When I found out my daughter had been bungee jumping, I visibly winced. But what do I tell Minnesotans about risk? On a lake with my brother-in-law last summer, I saw this 5' diameter perforated ball bouncing around behind a circling motor boat. I was astonished to learn it was a Minnesota father driving along in that boat with his 6-year-old son in the ball. So much for plain old water skiing!

Be interested in the passing scene. Jessie and I have traveled the world over and I certainly did not take enough time to admire the wonders we came across. Once, hurrying through the Louvre, Jessie suddenly grabbed me by the arm and said, "Rand, that's the 'Mona Lisa'." I said "great painting" and started off. She pulled me back and said, "No wait, just stand here and look at her for a few minutes out of your lifetime." Well, I did.

Your interest can also be sparked by what you read. Jessie and I are fortunate to have easy access to The New York Times. When we were first married and lived in Washington, D.C., we took The Washington Post - then in Minneapolis The Star and Tribune - but then came The New York Times and there is nothing like it. Wherever you are, get The Times, get a subscription or buy it off the newsstand if you can. After a few months, you will not want to live without it. It stretches your mind.

6. Keep God with you.

As the first adult generation of the 21st century, you will undoubtedly participate in an increasingly serious quest to understand God and the universe. It's really coming on. Outside of your religious life here at Gustavus, there is a growing commotion out there to understand that God does exist, that God did start all of this.

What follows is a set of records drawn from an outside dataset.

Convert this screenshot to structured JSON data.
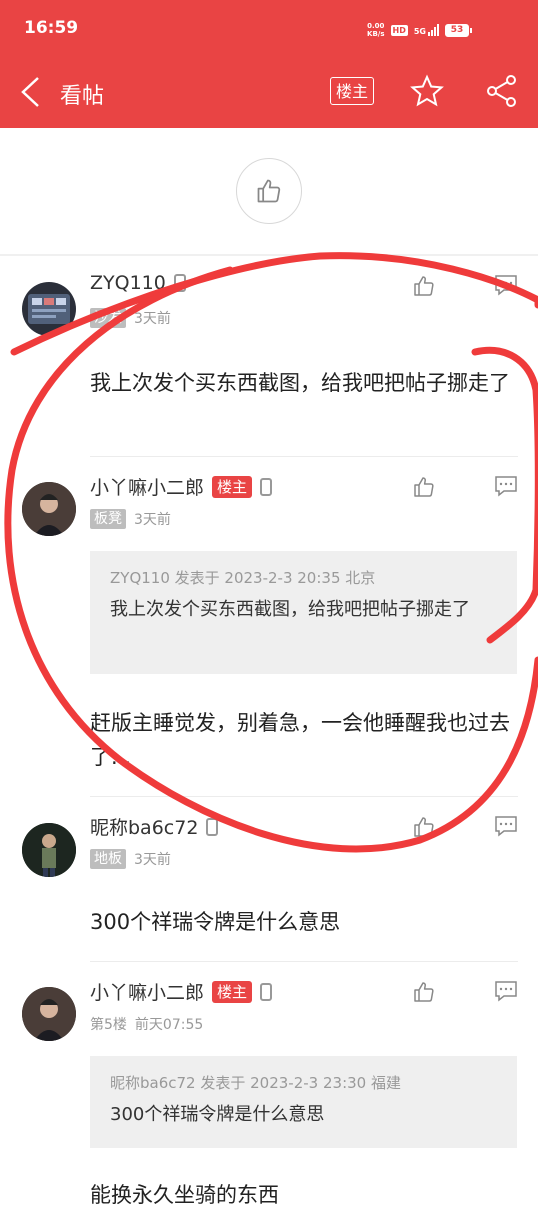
{
  "status_bar": {
    "time": "16:59",
    "net_speed_top": "0.00",
    "net_speed_unit": "KB/s",
    "hd": "HD",
    "signal": "5G",
    "battery": "53"
  },
  "header": {
    "title": "看帖",
    "louzhu_label": "楼主"
  },
  "posts": [
    {
      "username": "ZYQ110",
      "floor": "沙发",
      "time": "3天前",
      "content": "我上次发个买东西截图，给我吧把帖子挪走了"
    },
    {
      "username": "小丫嘛小二郎",
      "badge": "楼主",
      "floor": "板凳",
      "time": "3天前",
      "quote_meta": "ZYQ110 发表于 2023-2-3 20:35 北京",
      "quote_text": "我上次发个买东西截图，给我吧把帖子挪走了",
      "content": "赶版主睡觉发，别着急，一会他睡醒我也过去了..."
    },
    {
      "username": "昵称ba6c72",
      "floor": "地板",
      "time": "3天前",
      "content": "300个祥瑞令牌是什么意思"
    },
    {
      "username": "小丫嘛小二郎",
      "badge": "楼主",
      "floor": "第5楼",
      "time": "前天07:55",
      "quote_meta": "昵称ba6c72 发表于 2023-2-3 23:30 福建",
      "quote_text": "300个祥瑞令牌是什么意思",
      "content": "能换永久坐骑的东西"
    }
  ],
  "colors": {
    "accent": "#e94444",
    "annotation": "#ef3b3b"
  }
}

On December 24, Christmas Eve Day 1997, The Wall Street Journal published an op ed piece "Science Resurrects God." It included a recitation of Einstein's revelation "The more I study science, the more I believe in God," and continued with description of increasing belief among scientists that there was a creator - a divine providence.

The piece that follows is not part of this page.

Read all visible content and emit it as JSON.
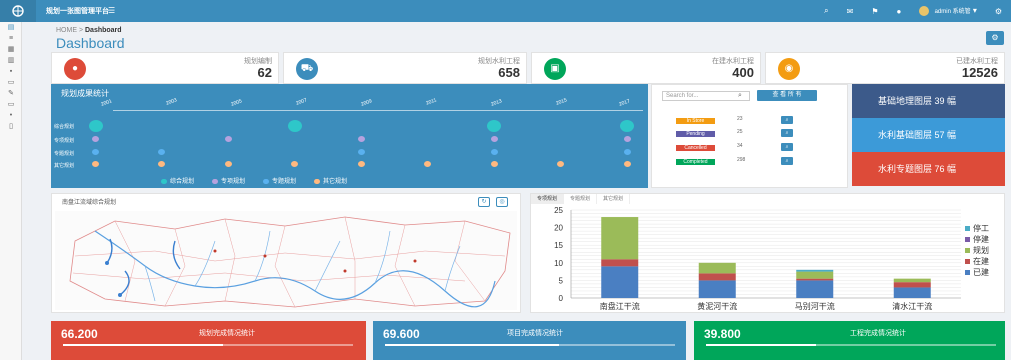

On May 24,1998, an article in The New York Times was entitled "The Most Religious Century." It began with a quote from Norman Mailer: "Religion to me is now the last frontier." The writer concluded that "when Mr. Mailer, ripe with years and not particularly known as a pious man, emphasizes the importance of religion, you may be sure the 21st century will be the most religious century in 500 years."

The July 27, 1998 Newsweek magazine proclaimed, in its feature story "Science Finds God." It reviewed the series of revelations and events defining God from the works of Aristotle, St. Thomas Aquinas, Copernicus, Galileo, Sir Isaac Newton, Darwin, and Einstein. The thesis was that the achievement of modern science once thought to contradict religion and undermine faith, for a growing number of scientists, these same achievements offer support for spirituality and hints at the very nature of God."

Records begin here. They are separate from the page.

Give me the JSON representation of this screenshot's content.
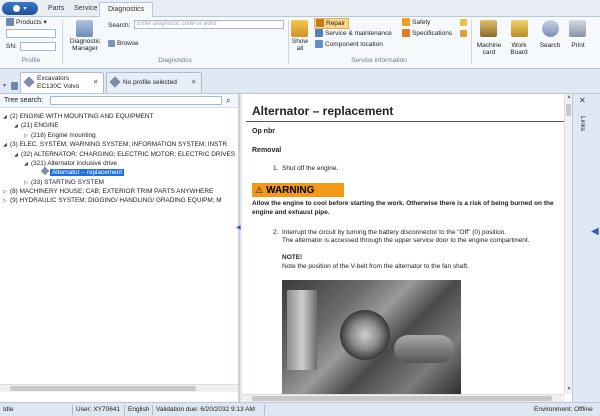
{
  "menu_tabs": [
    "Parts",
    "Service",
    "Diagnostics"
  ],
  "profile": {
    "products_label": "Products",
    "sn_label": "SN:",
    "group_label": "Profile"
  },
  "diagnostics": {
    "search_label": "Search:",
    "search_placeholder": "Enter diagnostic code or word",
    "manager_label": "Diagnostic Manager",
    "browse_label": "Browse",
    "group_label": "Diagnostics"
  },
  "service_info": {
    "show_all": "Show all",
    "repair": "Repair",
    "service_maintenance": "Service & maintenance",
    "component_location": "Component location",
    "safety": "Safety",
    "specifications": "Specifications",
    "group_label": "Service information"
  },
  "ribbon_right": {
    "machine_card": "Machine card",
    "work_board": "Work Board",
    "search": "Search",
    "print": "Print"
  },
  "doc_tabs": [
    {
      "title": "Excavators",
      "subtitle": "EC130C Volvo"
    },
    {
      "title": "No profile selected",
      "subtitle": ""
    }
  ],
  "tree_search_label": "Tree search:",
  "tree": [
    {
      "text": "(2) ENGINE WITH MOUNTING AND EQUIPMENT",
      "marker": "◢"
    },
    {
      "text": "(21) ENGINE",
      "marker": "◢"
    },
    {
      "text": "(218) Engine mounting",
      "marker": "▷"
    },
    {
      "text": "(3) ELEC. SYSTEM; WARNING SYSTEM; INFORMATION  SYSTEM; INSTR",
      "marker": "◢"
    },
    {
      "text": "(32) ALTERNATOR; CHARGING; ELECTRIC MOTOR; ELECTRIC DRIVES",
      "marker": "◢"
    },
    {
      "text": "(321) Alternator inclusive drive",
      "marker": "◢"
    },
    {
      "text": "Alternator – replacement",
      "marker": ""
    },
    {
      "text": "(33) STARTING SYSTEM",
      "marker": "▷"
    },
    {
      "text": "(8) MACHINERY HOUSE; CAB; EXTERIOR TRIM PARTS  ANYWHERE",
      "marker": "▷"
    },
    {
      "text": "(9) HYDRAULIC SYSTEM; DIGGING/ HANDLING/  GRADING EQUIPM; M",
      "marker": "▷"
    }
  ],
  "document": {
    "title": "Alternator – replacement",
    "op_nbr": "Op nbr",
    "section": "Removal",
    "step1": "Shut off the engine.",
    "warning_label": "WARNING",
    "warning_text": "Allow the engine to cool before starting the work. Otherwise there is a risk of being burned on the engine and exhaust pipe.",
    "step2": "Interrupt the circuit by turning the battery disconnector to the \"Off\" (0) position.",
    "step2_detail": "The alternator is accessed through the upper service door to the engine compartment.",
    "note_label": "NOTE!",
    "note_text": "Note the position of the V-belt from the alternator to the fan shaft."
  },
  "side_panel_label": "Links",
  "status": {
    "state": "Idle",
    "user": "User: XY70641",
    "language": "English",
    "validation": "Validation due: 6/20/2032 9:13 AM",
    "environment": "Environment: Offline"
  },
  "colors": {
    "accent": "#2b5fae",
    "warning_bg": "#f29a18",
    "selection": "#1f6fe0"
  }
}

The very nature of God - in my childhood at Augstana Lutheran church in Fergus Falls, Minnesota, we sang an anthem you may know, "Open mine eyes that I may see, glimpses of truth thou hast for me."

Your generation will probably get more than your generation's share of glimpses of truth about our place and God's role in all of this. Keep your own eyes open, don't miss those glimpses, remembering that the clearest ones may come in your backyard on a starry night, in the eyes of your children, and in your house of worship. And if your faith is ever shaken, if events cause you to question whether God loves you, indeed, whether there is a God, remember the alternative. In that regard, I think Norman Mailer is trying to make up for lost time. I think it occurred to him that he was gambling unnecessarily with his situation after life on earth.

And now the last thing that counts for you:

7. Don't neglect hugs and kisses.

When you're seriously dating, you don't need this advice. When you're first married, you don't either. But as you go along, there is a tendency to ease up on hugs and kisses. Don't do it. Those you love and those who love you, need them and so do you. Jessie taught me that!

That's what counts for your generation!

And now from both of us, Good luck and God speed!